On March 14, the transfer of ownership by agreement was completed. The number of shares held by Gao Shuhua decreased from 334 million to 281 million, and the shareholding ratio decreased from 36.43% to 30.64%.

For Changshan Pharmaceutical, the equity pledge of the actual controller is also worth paying attention to. According to the first quarterly report, as of the reporting period, Gao Shuhua had 199 million shares in a pledged state, accounting for 71.06% of the 281 million shares he held.

SDIC Hi-Tech, the second largest shareholder, is also continuing to reduce its holdings.

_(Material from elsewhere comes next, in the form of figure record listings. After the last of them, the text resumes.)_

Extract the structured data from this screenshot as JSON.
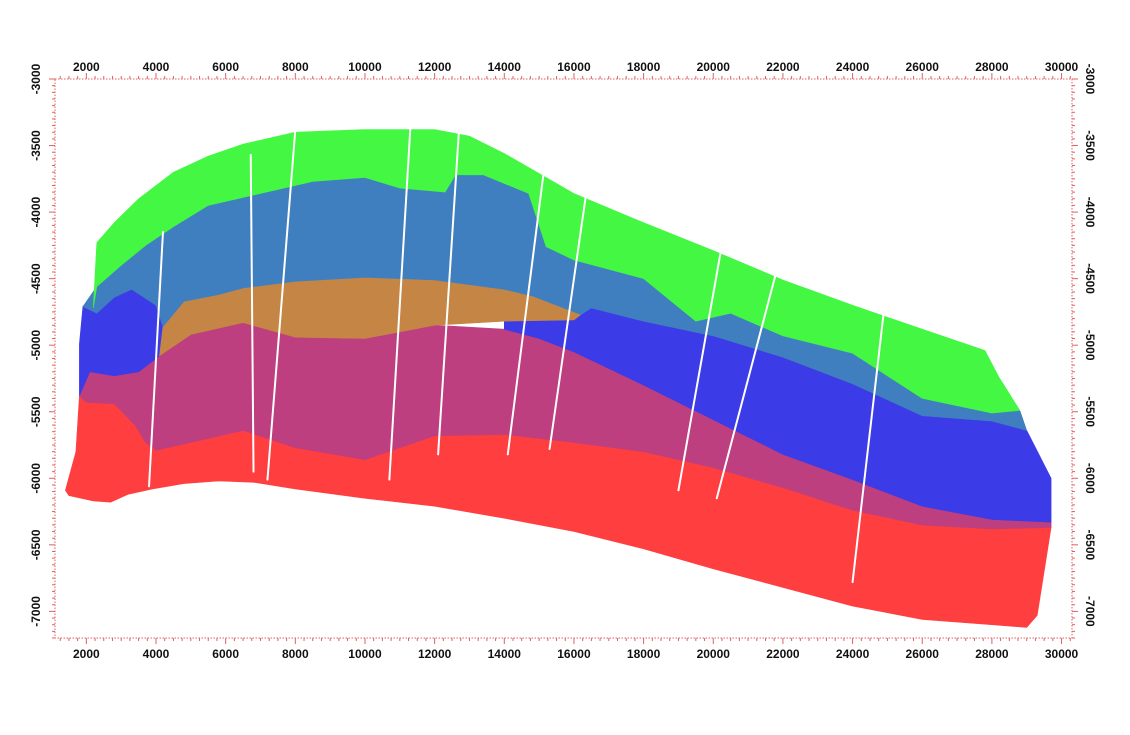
{
  "chart_data": {
    "type": "area",
    "title": "",
    "xlabel": "",
    "ylabel": "",
    "xlim": [
      1100,
      30300
    ],
    "ylim": [
      -7200,
      -3000
    ],
    "x_ticks": [
      2000,
      4000,
      6000,
      8000,
      10000,
      12000,
      14000,
      16000,
      18000,
      20000,
      22000,
      24000,
      26000,
      28000,
      30000
    ],
    "y_ticks": [
      -3000,
      -3500,
      -4000,
      -4500,
      -5000,
      -5500,
      -6000,
      -6500,
      -7000
    ],
    "x_tick_labels": [
      "2000",
      "4000",
      "6000",
      "8000",
      "10000",
      "12000",
      "14000",
      "16000",
      "18000",
      "20000",
      "22000",
      "24000",
      "26000",
      "28000",
      "30000"
    ],
    "y_tick_labels": [
      "-3000",
      "-3500",
      "-4000",
      "-4500",
      "-5000",
      "-5500",
      "-6000",
      "-6500",
      "-7000"
    ],
    "axes_on": [
      "top",
      "bottom",
      "left",
      "right"
    ],
    "grid": false,
    "frame_color": "#e06060",
    "series": [
      {
        "color": "#ff3e40",
        "points": [
          [
            1500,
            -6130
          ],
          [
            2200,
            -6170
          ],
          [
            2700,
            -6180
          ],
          [
            3200,
            -6120
          ],
          [
            3900,
            -6080
          ],
          [
            4800,
            -6040
          ],
          [
            5800,
            -6020
          ],
          [
            6800,
            -6030
          ],
          [
            8000,
            -6080
          ],
          [
            10000,
            -6150
          ],
          [
            12000,
            -6210
          ],
          [
            14000,
            -6300
          ],
          [
            16000,
            -6400
          ],
          [
            18000,
            -6530
          ],
          [
            20000,
            -6680
          ],
          [
            22000,
            -6820
          ],
          [
            24000,
            -6960
          ],
          [
            26000,
            -7060
          ],
          [
            28000,
            -7100
          ],
          [
            29000,
            -7120
          ],
          [
            29300,
            -7030
          ],
          [
            29700,
            -6370
          ],
          [
            28000,
            -6380
          ],
          [
            26000,
            -6350
          ],
          [
            24000,
            -6240
          ],
          [
            22000,
            -6070
          ],
          [
            20000,
            -5920
          ],
          [
            18000,
            -5800
          ],
          [
            16000,
            -5730
          ],
          [
            14000,
            -5670
          ],
          [
            12000,
            -5680
          ],
          [
            10000,
            -5860
          ],
          [
            8000,
            -5770
          ],
          [
            6500,
            -5640
          ],
          [
            5500,
            -5700
          ],
          [
            4000,
            -5790
          ],
          [
            3700,
            -5730
          ],
          [
            3400,
            -5600
          ],
          [
            2800,
            -5440
          ],
          [
            2000,
            -5430
          ],
          [
            1800,
            -5380
          ],
          [
            1700,
            -5800
          ],
          [
            1400,
            -6090
          ]
        ]
      },
      {
        "color": "#bd3f7f",
        "points": [
          [
            1800,
            -5380
          ],
          [
            2000,
            -5430
          ],
          [
            2800,
            -5440
          ],
          [
            3400,
            -5600
          ],
          [
            3700,
            -5730
          ],
          [
            4000,
            -5790
          ],
          [
            5500,
            -5700
          ],
          [
            6500,
            -5640
          ],
          [
            8000,
            -5770
          ],
          [
            10000,
            -5860
          ],
          [
            12000,
            -5680
          ],
          [
            14000,
            -5670
          ],
          [
            16000,
            -5730
          ],
          [
            18000,
            -5800
          ],
          [
            20000,
            -5920
          ],
          [
            22000,
            -6070
          ],
          [
            24000,
            -6240
          ],
          [
            26000,
            -6350
          ],
          [
            28000,
            -6380
          ],
          [
            29700,
            -6370
          ],
          [
            29700,
            -6330
          ],
          [
            28000,
            -6310
          ],
          [
            26000,
            -6210
          ],
          [
            24000,
            -6010
          ],
          [
            22000,
            -5820
          ],
          [
            20000,
            -5560
          ],
          [
            18000,
            -5300
          ],
          [
            16000,
            -5050
          ],
          [
            15000,
            -4950
          ],
          [
            14000,
            -4880
          ],
          [
            12000,
            -4850
          ],
          [
            10000,
            -4950
          ],
          [
            8000,
            -4940
          ],
          [
            6500,
            -4830
          ],
          [
            5000,
            -4920
          ],
          [
            4100,
            -5080
          ],
          [
            3500,
            -5200
          ],
          [
            2800,
            -5230
          ],
          [
            2100,
            -5200
          ]
        ]
      },
      {
        "color": "#3b3be8",
        "points": [
          [
            1800,
            -5380
          ],
          [
            2100,
            -5200
          ],
          [
            2800,
            -5230
          ],
          [
            3500,
            -5200
          ],
          [
            4100,
            -5080
          ],
          [
            4200,
            -4860
          ],
          [
            4000,
            -4700
          ],
          [
            3300,
            -4580
          ],
          [
            2800,
            -4640
          ],
          [
            2300,
            -4760
          ],
          [
            1900,
            -4710
          ],
          [
            1800,
            -4990
          ]
        ]
      },
      {
        "color": "#3b3be8",
        "points": [
          [
            14000,
            -4880
          ],
          [
            15000,
            -4950
          ],
          [
            16000,
            -5050
          ],
          [
            18000,
            -5300
          ],
          [
            20000,
            -5560
          ],
          [
            22000,
            -5820
          ],
          [
            24000,
            -6010
          ],
          [
            26000,
            -6210
          ],
          [
            28000,
            -6310
          ],
          [
            29700,
            -6330
          ],
          [
            29700,
            -6000
          ],
          [
            29000,
            -5640
          ],
          [
            28000,
            -5570
          ],
          [
            26000,
            -5530
          ],
          [
            24000,
            -5290
          ],
          [
            22000,
            -5090
          ],
          [
            20000,
            -4930
          ],
          [
            18000,
            -4820
          ],
          [
            16500,
            -4720
          ],
          [
            16000,
            -4810
          ],
          [
            14000,
            -4820
          ]
        ]
      },
      {
        "color": "#c58645",
        "points": [
          [
            4100,
            -5080
          ],
          [
            5000,
            -4920
          ],
          [
            6500,
            -4830
          ],
          [
            8000,
            -4940
          ],
          [
            10000,
            -4950
          ],
          [
            12000,
            -4850
          ],
          [
            14000,
            -4820
          ],
          [
            16000,
            -4810
          ],
          [
            16200,
            -4770
          ],
          [
            14800,
            -4630
          ],
          [
            14000,
            -4580
          ],
          [
            12000,
            -4510
          ],
          [
            10000,
            -4490
          ],
          [
            8000,
            -4520
          ],
          [
            6500,
            -4570
          ],
          [
            5800,
            -4620
          ],
          [
            4800,
            -4670
          ],
          [
            4200,
            -4860
          ]
        ]
      },
      {
        "color": "#3f7fbf",
        "points": [
          [
            1900,
            -4710
          ],
          [
            2300,
            -4760
          ],
          [
            2800,
            -4640
          ],
          [
            3300,
            -4580
          ],
          [
            4000,
            -4700
          ],
          [
            4200,
            -4860
          ],
          [
            4800,
            -4670
          ],
          [
            5800,
            -4620
          ],
          [
            6500,
            -4570
          ],
          [
            8000,
            -4520
          ],
          [
            10000,
            -4490
          ],
          [
            12000,
            -4510
          ],
          [
            14000,
            -4580
          ],
          [
            14800,
            -4630
          ],
          [
            16200,
            -4770
          ],
          [
            16500,
            -4720
          ],
          [
            18000,
            -4820
          ],
          [
            20000,
            -4930
          ],
          [
            22000,
            -5090
          ],
          [
            24000,
            -5290
          ],
          [
            26000,
            -5530
          ],
          [
            28000,
            -5570
          ],
          [
            29000,
            -5640
          ],
          [
            28800,
            -5490
          ],
          [
            28000,
            -5510
          ],
          [
            26000,
            -5400
          ],
          [
            24000,
            -5060
          ],
          [
            22000,
            -4930
          ],
          [
            20500,
            -4760
          ],
          [
            19500,
            -4820
          ],
          [
            18000,
            -4500
          ],
          [
            16000,
            -4360
          ],
          [
            15200,
            -4260
          ],
          [
            14700,
            -3860
          ],
          [
            13400,
            -3720
          ],
          [
            12600,
            -3720
          ],
          [
            12300,
            -3850
          ],
          [
            11000,
            -3820
          ],
          [
            10000,
            -3740
          ],
          [
            8500,
            -3770
          ],
          [
            7500,
            -3830
          ],
          [
            5500,
            -3950
          ],
          [
            4500,
            -4110
          ],
          [
            3700,
            -4250
          ],
          [
            3000,
            -4400
          ],
          [
            2300,
            -4560
          ]
        ]
      },
      {
        "color": "#43f743",
        "points": [
          [
            2200,
            -4720
          ],
          [
            2300,
            -4560
          ],
          [
            3000,
            -4400
          ],
          [
            3700,
            -4250
          ],
          [
            4500,
            -4110
          ],
          [
            5500,
            -3950
          ],
          [
            7500,
            -3830
          ],
          [
            8500,
            -3770
          ],
          [
            10000,
            -3740
          ],
          [
            11000,
            -3820
          ],
          [
            12300,
            -3850
          ],
          [
            12600,
            -3720
          ],
          [
            13400,
            -3720
          ],
          [
            14700,
            -3860
          ],
          [
            15200,
            -4260
          ],
          [
            16000,
            -4360
          ],
          [
            18000,
            -4500
          ],
          [
            19500,
            -4820
          ],
          [
            20500,
            -4760
          ],
          [
            22000,
            -4930
          ],
          [
            24000,
            -5060
          ],
          [
            26000,
            -5400
          ],
          [
            28000,
            -5510
          ],
          [
            28800,
            -5490
          ],
          [
            28200,
            -5240
          ],
          [
            27800,
            -5040
          ],
          [
            26000,
            -4880
          ],
          [
            24000,
            -4700
          ],
          [
            22000,
            -4510
          ],
          [
            20000,
            -4290
          ],
          [
            18000,
            -4080
          ],
          [
            16000,
            -3860
          ],
          [
            14000,
            -3560
          ],
          [
            13000,
            -3430
          ],
          [
            12000,
            -3380
          ],
          [
            10000,
            -3380
          ],
          [
            8000,
            -3400
          ],
          [
            6500,
            -3490
          ],
          [
            5500,
            -3580
          ],
          [
            4500,
            -3700
          ],
          [
            3500,
            -3900
          ],
          [
            2800,
            -4080
          ],
          [
            2300,
            -4230
          ]
        ]
      }
    ],
    "fault_lines": [
      [
        [
          3800,
          -6060
        ],
        [
          4200,
          -4150
        ]
      ],
      [
        [
          6800,
          -5950
        ],
        [
          6720,
          -3570
        ]
      ],
      [
        [
          7200,
          -6010
        ],
        [
          8000,
          -3380
        ]
      ],
      [
        [
          10700,
          -6010
        ],
        [
          11300,
          -3380
        ]
      ],
      [
        [
          12100,
          -5820
        ],
        [
          12700,
          -3380
        ]
      ],
      [
        [
          14100,
          -5820
        ],
        [
          15200,
          -3560
        ]
      ],
      [
        [
          15300,
          -5780
        ],
        [
          16400,
          -3770
        ]
      ],
      [
        [
          19000,
          -6090
        ],
        [
          20300,
          -4170
        ]
      ],
      [
        [
          20100,
          -6150
        ],
        [
          21900,
          -4360
        ]
      ],
      [
        [
          24000,
          -6780
        ],
        [
          24900,
          -4740
        ]
      ]
    ]
  }
}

According to the announcement on March 19 this year, from November 21, 2022 to the announcement date, the number of shares held by SDIC Hi-Tech decreased from 84.827 million shares to 45.953 million shares, and the number of shares reduced was 38.874 million shares. Among them, from October 11, 2023 to the announcement date, SDIC Hi-Tech reduced its holdings of 17.45 million shares through block trading, with an average price of 10.34 yuan per share, and a profit of 180 million yuan. As of March 31, SDIC Hi-Tech's shareholding has fallen to less than 5%.

In addition, in the third quarter when the stock price rose sharply, five shareholders including Hebei Huaxu Chemical and JPMorgan Chase reduced their holdings by a total of 11.609 million shares. The largest number of reductions was Hebei Huaxu Chemical, which reduced its holdings by a total of 9.343 million shares in the third quarter.